Sport : „Aufklären, was passiert ist“

DOSB-Chef Bach über neue Regeln gegen Doping

Herr Bach, bedauern Sie den Ausstieg der Telekom aus dem Radsport?

Die Telekom nimmt eine konsequente und richtige Haltung ein. Das Unternehmen hat viel getan im Kampf gegen Doping. Aber nach so vielen Enttäuschungen ist es mehr als verständlich, wenn es sagt: Bis hierher und nicht weiter.

Ist der Radsport überhaupt reformierbar?

Der Radsport ist nach wie vor gefordert. Das gilt vor allem für die Fahrer. Viele scheinen von einem Bewusstseinswandel noch weit entfernt zu sein. Das hat man an Herrn Sinkewitz gesehen, der sogar noch vor der Tour de France 2007 gedopt hat, als sein Team längst öffentlich den Kampf gegen Doping proklamiert hatte. Dazu gehört schon einiges.

Im Radsport reiht sich eine Enthüllung an die nächste.
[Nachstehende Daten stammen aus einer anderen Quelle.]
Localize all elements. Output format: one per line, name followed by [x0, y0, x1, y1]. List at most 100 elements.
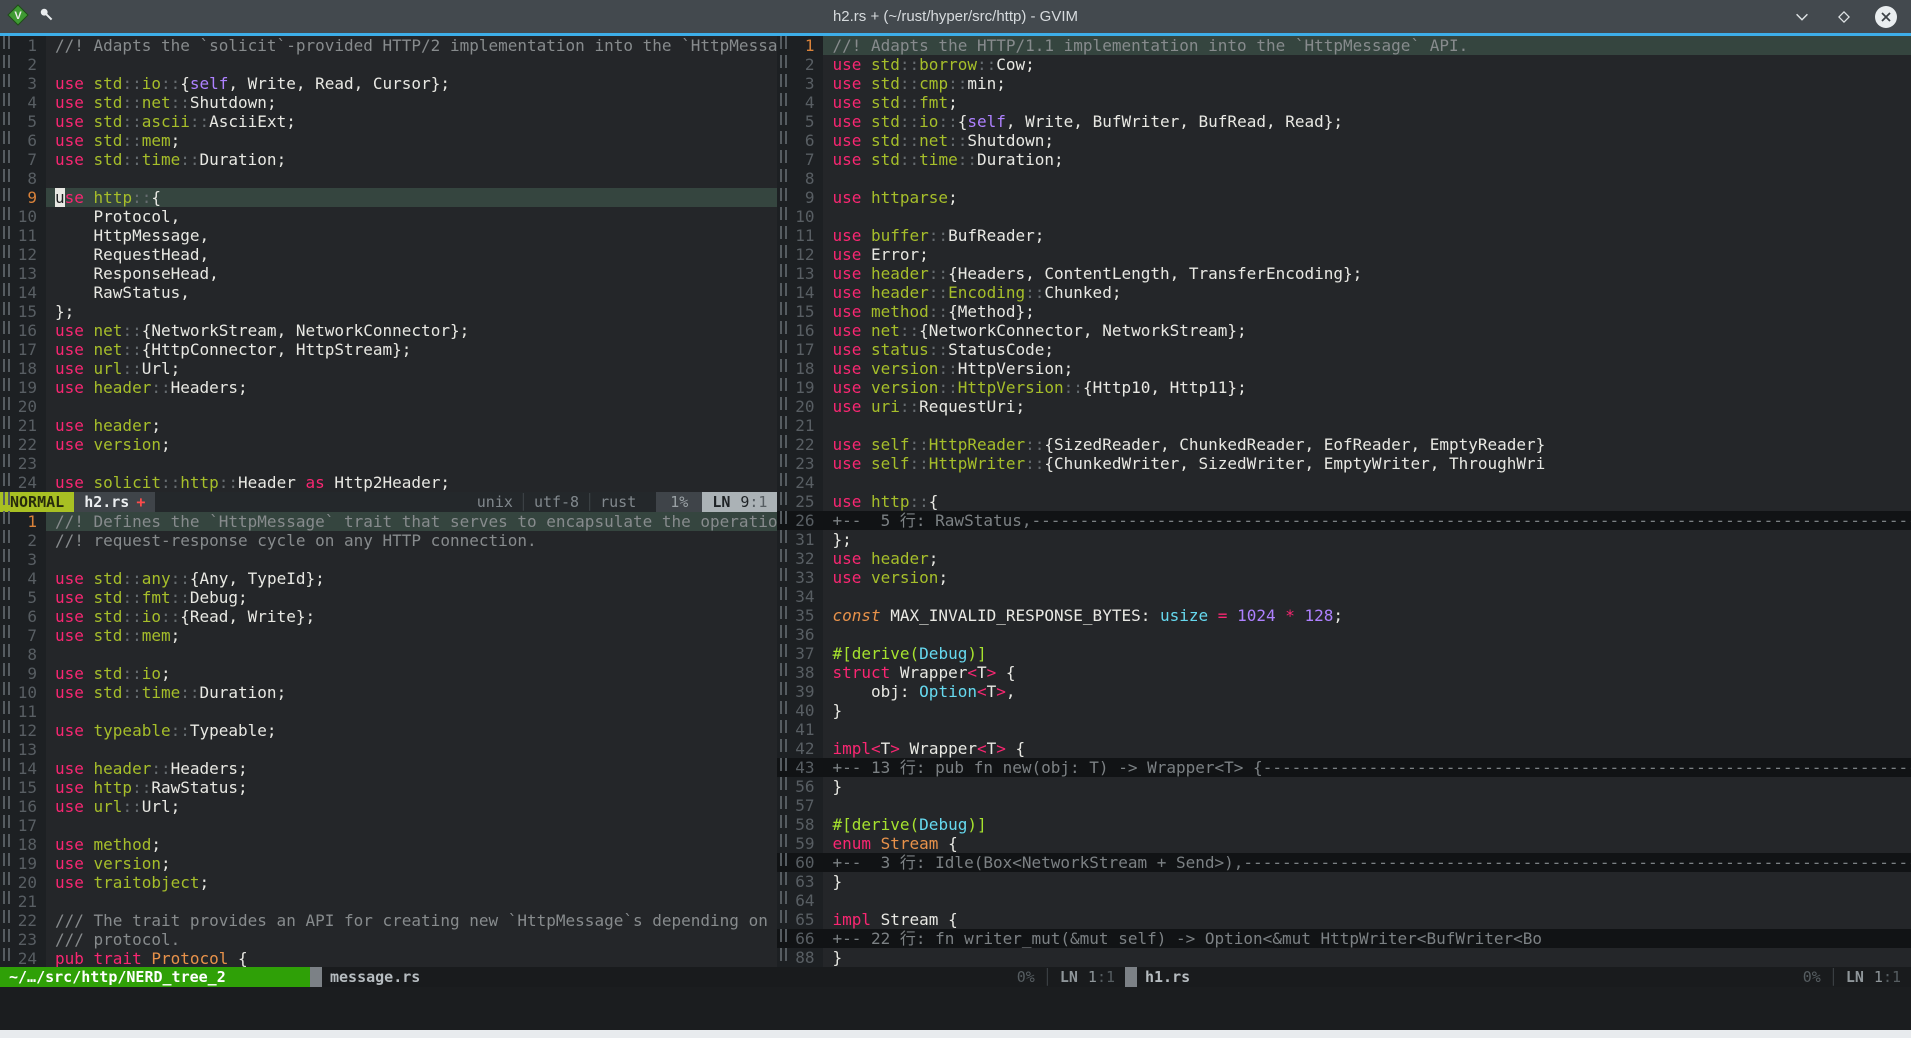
line-number: 21	[777, 416, 823, 435]
editor-pane-h2[interactable]: 1//! Adapts the `solicit`-provided HTTP/…	[0, 36, 777, 492]
code-line: 14use header::Headers;	[0, 759, 777, 778]
code-line: 42impl<T> Wrapper<T> {	[777, 739, 1911, 758]
code-token: >	[890, 739, 909, 758]
code-token: ascii	[142, 112, 190, 131]
code-token: use	[832, 150, 871, 169]
line-number: 22	[777, 435, 823, 454]
line-number: 16	[0, 321, 46, 340]
code-line: 88}	[777, 948, 1911, 967]
editor-pane-h1[interactable]: 1//! Adapts the HTTP/1.1 implementation …	[777, 36, 1911, 967]
code-token: any	[142, 569, 171, 588]
code-token: Typeable;	[190, 721, 277, 740]
line-number: 12	[777, 245, 823, 264]
code-token: ::	[900, 93, 919, 112]
command-line[interactable]	[0, 987, 1911, 1030]
code-text: use header::Encoding::Chunked;	[823, 283, 1911, 302]
code-line: 22use version;	[0, 435, 777, 454]
line-number: 4	[777, 93, 823, 112]
code-token: mem	[142, 131, 171, 150]
code-text	[46, 550, 777, 569]
code-token: net	[871, 321, 900, 340]
code-token: io	[919, 112, 938, 131]
cursor-block: u	[55, 188, 65, 207]
code-token: ;	[161, 435, 171, 454]
pin-icon[interactable]	[39, 7, 54, 26]
editor-pane-message[interactable]: 1//! Defines the `HttpMessage` trait tha…	[0, 512, 777, 967]
code-text: use std::mem;	[46, 626, 777, 645]
line-number: 10	[0, 683, 46, 702]
code-token: ::	[122, 359, 141, 378]
line-number: 4	[0, 569, 46, 588]
line-number: 14	[0, 759, 46, 778]
code-token: ;	[171, 131, 181, 150]
code-text: use self::HttpReader::{SizedReader, Chun…	[823, 435, 1911, 454]
code-text	[46, 454, 777, 473]
line-number: 31	[777, 530, 823, 549]
line-number: 24	[0, 949, 46, 967]
code-line: 4use std::fmt;	[777, 93, 1911, 112]
minimize-button[interactable]	[1789, 4, 1815, 30]
code-token: Wrapper	[900, 663, 967, 682]
code-line: 35const MAX_INVALID_RESPONSE_BYTES: usiz…	[777, 606, 1911, 625]
code-text: HttpMessage,	[46, 226, 777, 245]
code-text: RawStatus,	[46, 283, 777, 302]
maximize-button[interactable]	[1831, 4, 1857, 30]
code-token: {Read, Write};	[180, 607, 315, 626]
code-token: use	[55, 150, 94, 169]
code-token: use	[55, 664, 94, 683]
line-number: 3	[0, 74, 46, 93]
code-token: url	[94, 797, 123, 816]
code-line: 64	[777, 891, 1911, 910]
code-token: Headers;	[171, 759, 248, 778]
code-line: 16use url::Url;	[0, 797, 777, 816]
code-token: ::	[161, 473, 180, 492]
vim-logo-icon: V	[7, 4, 29, 30]
code-token: ;	[200, 873, 210, 892]
line-number: 2	[0, 55, 46, 74]
code-token: ::	[900, 55, 919, 74]
code-token: Stream {	[881, 910, 958, 929]
code-line: 34	[777, 587, 1911, 606]
close-button[interactable]	[1873, 4, 1899, 30]
code-text: use std::time::Duration;	[46, 150, 777, 169]
code-token: T	[987, 739, 997, 758]
code-text	[823, 625, 1911, 644]
code-token: ::	[151, 759, 170, 778]
code-token: fmt	[142, 588, 171, 607]
code-token: version	[871, 568, 938, 587]
code-token: ::	[929, 340, 948, 359]
line-number: 38	[777, 663, 823, 682]
code-line: 1//! Defines the `HttpMessage` trait tha…	[0, 512, 777, 531]
code-token: std	[94, 74, 123, 93]
modified-flag: +	[136, 493, 145, 511]
code-text: pub trait Protocol {	[46, 949, 777, 967]
code-token: BufReader;	[948, 226, 1044, 245]
code-token: use	[832, 264, 871, 283]
code-line: 16use net::{NetworkConnector, NetworkStr…	[777, 321, 1911, 340]
line-number: 65	[777, 910, 823, 929]
code-line: 21	[0, 892, 777, 911]
line-number: 1	[777, 36, 823, 55]
code-token: AsciiExt;	[209, 112, 296, 131]
ln-label: LN	[712, 493, 730, 511]
code-token: ::	[948, 131, 967, 150]
code-line: 32use header;	[777, 549, 1911, 568]
code-token: Shutdown;	[190, 93, 277, 112]
code-token: {NetworkConnector, NetworkStream};	[919, 321, 1247, 340]
code-line: 33use version;	[777, 568, 1911, 587]
code-token: use	[832, 397, 871, 416]
line-number: 5	[777, 112, 823, 131]
code-token: time	[142, 150, 181, 169]
code-token: ::	[122, 797, 141, 816]
code-text: }	[823, 777, 1911, 796]
code-line: 10use std::time::Duration;	[0, 683, 777, 702]
code-token: ::	[938, 378, 957, 397]
code-text: use http::{	[823, 492, 1911, 511]
code-token: //! request-response cycle on any HTTP c…	[55, 531, 537, 550]
separator-block[interactable]	[310, 967, 322, 987]
code-token: ::	[958, 150, 977, 169]
bottom-status-row: ~/…/src/http/NERD_tree_2 message.rs 0% │…	[0, 967, 1911, 987]
separator-block[interactable]	[1125, 967, 1137, 987]
code-token: std	[94, 131, 123, 150]
line-number: 20	[777, 397, 823, 416]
Die Tour de France wurde von mehreren Dopingskandalen erschüttert, die Rad-WM in Stuttgart war ein Fiasko.

Umso wichtiger ist es, dass sich der Welt-Radsportverband UCI an verabredete Regeln hält. Dazu gehört die Erstellung von Blutprofilen für jeden Fahrer. Das Kontrollsystem muss von Seiten der UCI zügig und stark verbessert werden. Um neue Glaubwürdigkeit zu erlangen, bedarf es zudem einer rückhaltlosen Aufklärung. Es muss offengelegt werden, was in den letzten Jahren passiert ist.

Sollte der Profiradsport überhaupt noch öffentlich gefördert werden?

Auf nationaler Ebene entscheidet darüber das Bundesinnenministerium. Wir als Deutscher Olympischer Sportbund verlangen aber künftig von jedem Verband einen Dopingbericht über das abgelaufene Jahr. Der muss bis zum 31. März eingereicht werden und wird dann von der Nationalen Anti-Doping-Agentur geprüft. Wir geben das an das Innenministerium weiter. Wenn es Auffälligkeiten gibt, wird im Zweifel die Förderung gekürzt.

Die Fragen stellte Robert Ide.

Thomas Bach, 53, ist Präsident des Deutschen Olympischen Sportbundes (DOSB) und Vizepräsident des Internationalen  Olympischen  Komitees (IOC).